The study strengthens the argument that social life is not merely a source of well-being or stress reduction but a core determinant of biological health. In practical terms, policies and interventions that promote stable family relationships, community ties, and sustained social engagement across the life course could help reduce chronic inflammation and slow biologically measured aging.
“People with richer, more sustained social connections literally show slower cellular aging,” Ong noted. “Aging well involves both maintaining health and nurturing social bonds — the two go hand in hand.”

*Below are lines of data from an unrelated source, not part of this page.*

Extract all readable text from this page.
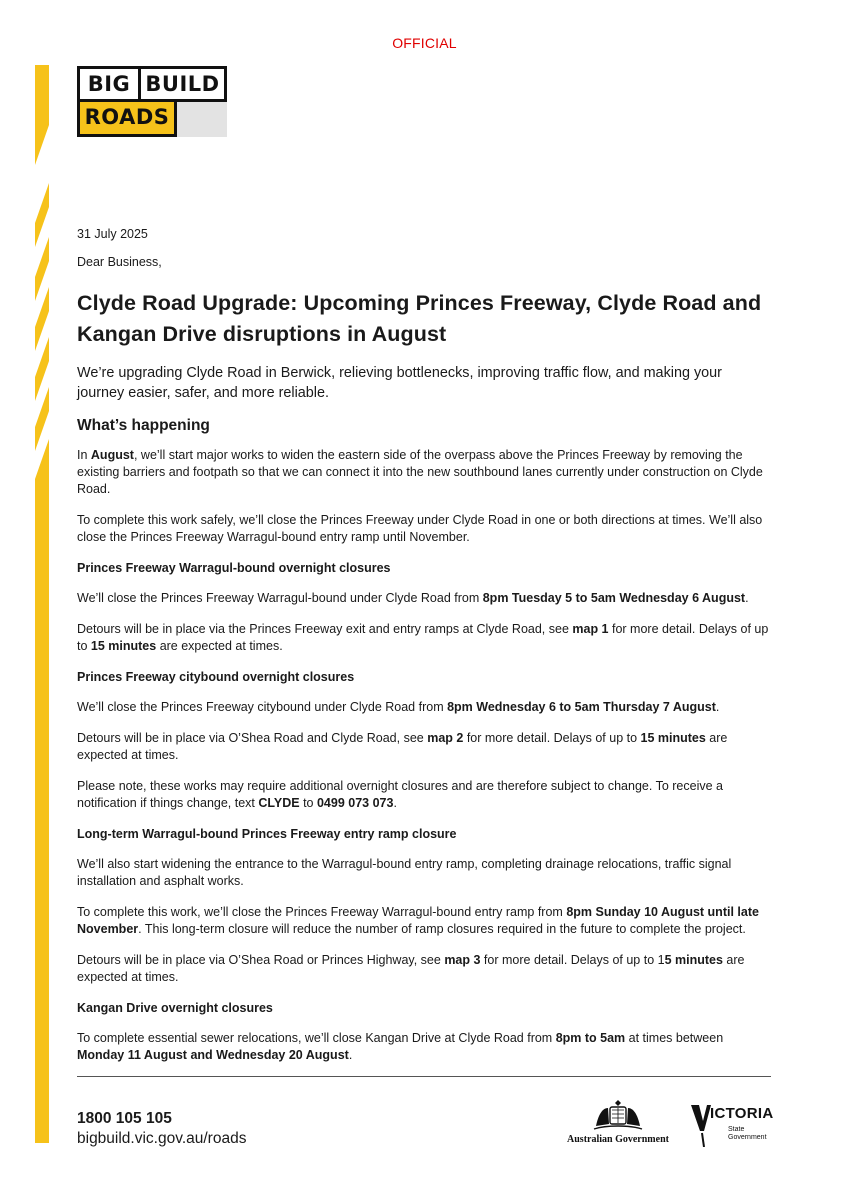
OFFICIAL
BIG BUILD
ROADS

31 July 2025

Dear Business,

Clyde Road Upgrade: Upcoming Princes Freeway, Clyde Road and Kangan Drive disruptions in August

We’re upgrading Clyde Road in Berwick, relieving bottlenecks, improving traffic flow, and making your journey easier, safer, and more reliable.

What’s happening

In August, we’ll start major works to widen the eastern side of the overpass above the Princes Freeway by removing the existing barriers and footpath so that we can connect it into the new southbound lanes currently under construction on Clyde Road.

To complete this work safely, we’ll close the Princes Freeway under Clyde Road in one or both directions at times. We’ll also close the Princes Freeway Warragul-bound entry ramp until November.

Princes Freeway Warragul-bound overnight closures

We’ll close the Princes Freeway Warragul-bound under Clyde Road from 8pm Tuesday 5 to 5am Wednesday 6 August.

Detours will be in place via the Princes Freeway exit and entry ramps at Clyde Road, see map 1 for more detail. Delays of up to 15 minutes are expected at times.

Princes Freeway citybound overnight closures

We’ll close the Princes Freeway citybound under Clyde Road from 8pm Wednesday 6 to 5am Thursday 7 August.

Detours will be in place via O’Shea Road and Clyde Road, see map 2 for more detail. Delays of up to 15 minutes are expected at times.

Please note, these works may require additional overnight closures and are therefore subject to change. To receive a notification if things change, text CLYDE to 0499 073 073.

Long-term Warragul-bound Princes Freeway entry ramp closure

We’ll also start widening the entrance to the Warragul-bound entry ramp, completing drainage relocations, traffic signal installation and asphalt works.

To complete this work, we’ll close the Princes Freeway Warragul-bound entry ramp from 8pm Sunday 10 August until late November. This long-term closure will reduce the number of ramp closures required in the future to complete the project.

Detours will be in place via O’Shea Road or Princes Highway, see map 3 for more detail. Delays of up to 15 minutes are expected at times.

Kangan Drive overnight closures

To complete essential sewer relocations, we’ll close Kangan Drive at Clyde Road from 8pm to 5am at times between Monday 11 August and Wednesday 20 August.

1800 105 105
bigbuild.vic.gov.au/roads	Australian Government
ICTORIA
State
Government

About this social neuroscience and aging research news
Author: Becka Bowyer
Source: Cornell University
Contact: Becka Bowyer – Cornell University
Image: The image is credited to Neuroscience News
Original Research: Open access.
“Cumulative social advantage is associated with slower epigenetic aging and lower systemic inflammation” by Anthony Ong et al. Brain, Behavior, and Immunity – Health
Abstract
Cumulative social advantage is associated with slower epigenetic aging and lower systemic inflammation
Background
Social relationships are well-established determinants of health across the lifespan. However, the cumulative and multidimensional impact of sustained social advantage on molecular markers of aging and inflammation has been less clear.
Methods
Using data from 2,117 adults in the Midlife in the United States (MIDUS) study, the team applied structural equation modeling to test whether cumulative social advantage (CSA) — a latent construct representing familial, religious, emotional, and community-based social connections — was associated with epigenetic aging measures, systemic inflammation, and neuroendocrine activity.
Results
Higher CSA was associated with slower epigenetic aging, especially on GrimAge (β = −0.09 to −0.10, q < 0.001) and DunedinPACE (β = −0.12, q = 0.010). CSA was also linked to lower interleukin-6 (IL-6) levels (β = −0.11, q = 0.010). No significant associations were observed for urinary measures of cortisol, cortisone, or catecholamines.
Conclusion
Sustained social advantage across life is associated with more favorable biological aging profiles, reflected in slower epigenetic aging and reduced inflammatory signaling. These results reinforce the view that long-term social resources shape physiological aging and highlight the importance of policies and programs that foster stable, supportive relationships throughout the life course.